Iran. The nuclear squeeze

Series Title
Series Details No.8401, 13.11.04
Publication Date 13/11/2004
ISSN 0013-0613
Content Type ,

But who is squeezing whom?

THE course of Iran's relations with the outside world seldom runs smooth. Just when Britain, France and Germany thought they had at last won agreement from Iran to suspend its most troubling nuclear activities, so that negotiations on a broader tension-defusing deal could take place, hardliners in Tehran seemed to dig their heels in. The Europeans had been hoping to avert a showdown later this month at the International Atomic Energy Agency (IAEA) over whether Iran's nuclear transgressions should be reported to the UN Security Council. But a last-minute dispute over the scope of the suspension left it uncertain whether it would be in place in time. One of Iran's negotiating team threatened it would pull out of the Nuclear Non-Proliferation Treaty (NPT) if western countries piled on the pressure.

Nor is Iran sounding conciliatory in other ways. Its defence minister said pointedly this week that it could now mass-produce missiles (by churning them out just like cars, he joked) that it has in the past claimed are capable of striking both Israel and American bases in the Gulf. Another spokesman was reported to say that Iran had the technical know-how to build a bomb, while still denying that it had any intention of doing so. Iran appears also to have helped Hisbullah, to which it has long sent cash and arms, launch an unmanned aerial vehicle from Lebanon on a photographic mission over northern Israel. Such drones can also carry bombs.

None of this was coincidence. A previous deal that the Europeans thought they had struck a year ago with Iran to suspend its uranium and plutonium programmes unravelled when IAEA inspectors kept uncovering new evidence of Iran's nuclear cheating and Iran huffily refused to end its manufacture of parts for uranium-enrichment machines, and then went on to produce the gas that is spun in such centrifuges to produce uranium - which can be used for nuclear fuel or bombs. Since then, Iranian officials have insisted that any new suspension they agree to will be short-lived: six months at the most.

The Europeans have also taken a tough line this time: the agreement reached with Iran specifies no deadline, and they insist it must include all work towards enrichment. They will not negotiate the second element of the deal, which would include trade and political concessions to Iran, as well as offers of nuclear co-operation, while the Iranians are busily stocking up to start enrichment whenever they choose. And while Iran insists it has a right to enrich uranium under the NPT, the Europeans, pointing to past breaches of nuclear safeguards, want it to agree not to do so - as many other countries have done.

But hardliners in Iran think they hold a strong hand. Just as the Europeans are refusing to pay much up front to get Iran to reinstate the suspension of uranium enrichment that was supposed to have started a year ago, so the Iranians may calculate they need not sacrifice much to avoid referral to the UN Security Council. There, whatever the tone of the latest report from the IAEA that was being finalised this week, they hope for the blocking support of China and Russia. China has already said the issue should be handled at the IAEA, not the UN. And Russia hopes to continue its lucrative nuclear commerce with Iran, having just completed the country's first power reactor.

So even if this week's hurdles can be overcome, Iran may have no intention of pursuing real negotiations with the Europeans. Instead it could be playing for time in the hope that eventually others will tire of the issue - or while it carries on working towards nuclear break-out in ways the IAEA's inspectors don't know about.

That is the worry among Israelis and among some in the Bush administration. Israel has already hinted that, if the Iranians cannot be stopped by other means, it may consider military strikes at nuclear facilities, similar to its raid on Iraq's Osirak reactor in 1981. Hence Iran's unveiled warnings of its ability to strike back using missiles and other means.

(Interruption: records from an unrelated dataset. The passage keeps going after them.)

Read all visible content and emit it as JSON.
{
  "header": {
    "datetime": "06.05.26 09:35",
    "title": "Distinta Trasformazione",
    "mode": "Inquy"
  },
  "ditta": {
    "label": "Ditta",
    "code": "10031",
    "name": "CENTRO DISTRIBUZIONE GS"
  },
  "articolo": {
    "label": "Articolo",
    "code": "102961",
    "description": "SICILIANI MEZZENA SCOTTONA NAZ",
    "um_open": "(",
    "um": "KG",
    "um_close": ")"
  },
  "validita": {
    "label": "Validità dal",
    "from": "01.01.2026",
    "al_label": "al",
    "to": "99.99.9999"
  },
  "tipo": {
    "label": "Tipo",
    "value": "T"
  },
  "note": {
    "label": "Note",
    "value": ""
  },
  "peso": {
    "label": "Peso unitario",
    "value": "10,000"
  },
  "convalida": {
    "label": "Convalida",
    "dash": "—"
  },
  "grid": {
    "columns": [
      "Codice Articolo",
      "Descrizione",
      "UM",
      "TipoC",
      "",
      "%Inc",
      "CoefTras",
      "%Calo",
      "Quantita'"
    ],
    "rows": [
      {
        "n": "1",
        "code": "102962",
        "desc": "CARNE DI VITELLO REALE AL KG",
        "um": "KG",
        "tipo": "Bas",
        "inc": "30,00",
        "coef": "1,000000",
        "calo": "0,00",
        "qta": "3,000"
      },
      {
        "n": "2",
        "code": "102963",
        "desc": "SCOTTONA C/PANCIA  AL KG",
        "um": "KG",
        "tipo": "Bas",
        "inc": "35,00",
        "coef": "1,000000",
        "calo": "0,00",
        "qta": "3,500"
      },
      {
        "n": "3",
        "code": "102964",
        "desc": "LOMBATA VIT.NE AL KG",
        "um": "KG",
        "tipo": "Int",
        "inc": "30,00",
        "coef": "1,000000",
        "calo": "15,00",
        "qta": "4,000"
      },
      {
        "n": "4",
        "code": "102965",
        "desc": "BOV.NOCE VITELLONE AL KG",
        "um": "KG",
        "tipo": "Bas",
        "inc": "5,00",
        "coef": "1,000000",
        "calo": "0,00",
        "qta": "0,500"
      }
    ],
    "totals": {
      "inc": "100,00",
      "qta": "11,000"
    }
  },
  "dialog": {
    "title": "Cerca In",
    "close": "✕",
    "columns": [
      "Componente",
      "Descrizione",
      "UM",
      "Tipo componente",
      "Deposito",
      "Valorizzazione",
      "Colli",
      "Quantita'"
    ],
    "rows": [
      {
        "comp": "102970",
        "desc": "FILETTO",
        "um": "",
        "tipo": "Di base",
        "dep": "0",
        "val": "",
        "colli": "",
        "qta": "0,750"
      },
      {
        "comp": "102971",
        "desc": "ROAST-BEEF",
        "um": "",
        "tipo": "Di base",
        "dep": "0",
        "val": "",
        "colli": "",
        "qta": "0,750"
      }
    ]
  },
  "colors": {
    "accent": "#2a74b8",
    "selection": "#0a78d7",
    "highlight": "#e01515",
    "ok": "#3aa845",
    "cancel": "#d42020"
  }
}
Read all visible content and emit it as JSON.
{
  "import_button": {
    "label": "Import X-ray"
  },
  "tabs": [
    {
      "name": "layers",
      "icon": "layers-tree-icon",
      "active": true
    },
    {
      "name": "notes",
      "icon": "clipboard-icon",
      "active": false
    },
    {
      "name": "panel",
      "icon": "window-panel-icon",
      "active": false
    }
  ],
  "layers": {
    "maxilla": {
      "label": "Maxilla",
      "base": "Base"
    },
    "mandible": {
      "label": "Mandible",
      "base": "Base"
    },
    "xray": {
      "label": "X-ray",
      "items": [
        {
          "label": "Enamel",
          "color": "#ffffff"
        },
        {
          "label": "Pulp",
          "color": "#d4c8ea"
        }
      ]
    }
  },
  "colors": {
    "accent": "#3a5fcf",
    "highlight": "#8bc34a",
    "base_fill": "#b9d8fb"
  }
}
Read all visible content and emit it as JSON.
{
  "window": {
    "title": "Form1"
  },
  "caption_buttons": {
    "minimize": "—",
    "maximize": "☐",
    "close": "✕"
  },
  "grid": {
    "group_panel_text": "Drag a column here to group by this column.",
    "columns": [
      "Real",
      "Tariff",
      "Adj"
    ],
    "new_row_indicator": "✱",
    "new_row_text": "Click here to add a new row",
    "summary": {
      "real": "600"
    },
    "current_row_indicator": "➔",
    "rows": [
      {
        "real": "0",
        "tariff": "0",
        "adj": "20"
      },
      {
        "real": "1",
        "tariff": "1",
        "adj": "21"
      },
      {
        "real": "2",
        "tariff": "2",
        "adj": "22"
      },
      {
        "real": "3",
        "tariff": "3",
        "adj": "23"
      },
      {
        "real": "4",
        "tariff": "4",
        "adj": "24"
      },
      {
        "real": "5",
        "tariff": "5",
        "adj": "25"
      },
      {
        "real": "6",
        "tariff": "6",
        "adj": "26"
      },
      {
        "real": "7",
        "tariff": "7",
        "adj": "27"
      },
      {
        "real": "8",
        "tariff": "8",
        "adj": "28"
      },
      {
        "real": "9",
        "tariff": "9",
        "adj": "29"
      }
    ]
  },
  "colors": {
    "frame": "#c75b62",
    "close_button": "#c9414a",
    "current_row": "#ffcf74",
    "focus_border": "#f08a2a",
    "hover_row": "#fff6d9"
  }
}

Such talk alarms the Europeans: Britain's foreign secretary, Jack Straw, has said it is “inconceivable” that America would strike at Iran, or give the nod to Israel to do so. America's secretary of state, Colin Powell, also recently advised Israel to rely on diplomacy rather than force.

Meanwhile the Europeans know that, if Iran is to be diverted from any nuclear weapons plans, their own inducements will not be enough. At some point America will need to join the diplomacy too. So far, with a long list of complaints about Iran's behaviour, America has refused. But just before the IAEA next takes up Iran's case, in two weeks' time, Mr Powell will have a rare chat with his Iranian counterpart at a meeting of Iraq's neighbours at the Egyptian resort of Sharm el-Sheikh. Though with both countries still in uncompromising mood, the cause of diplomacy may not advance very far.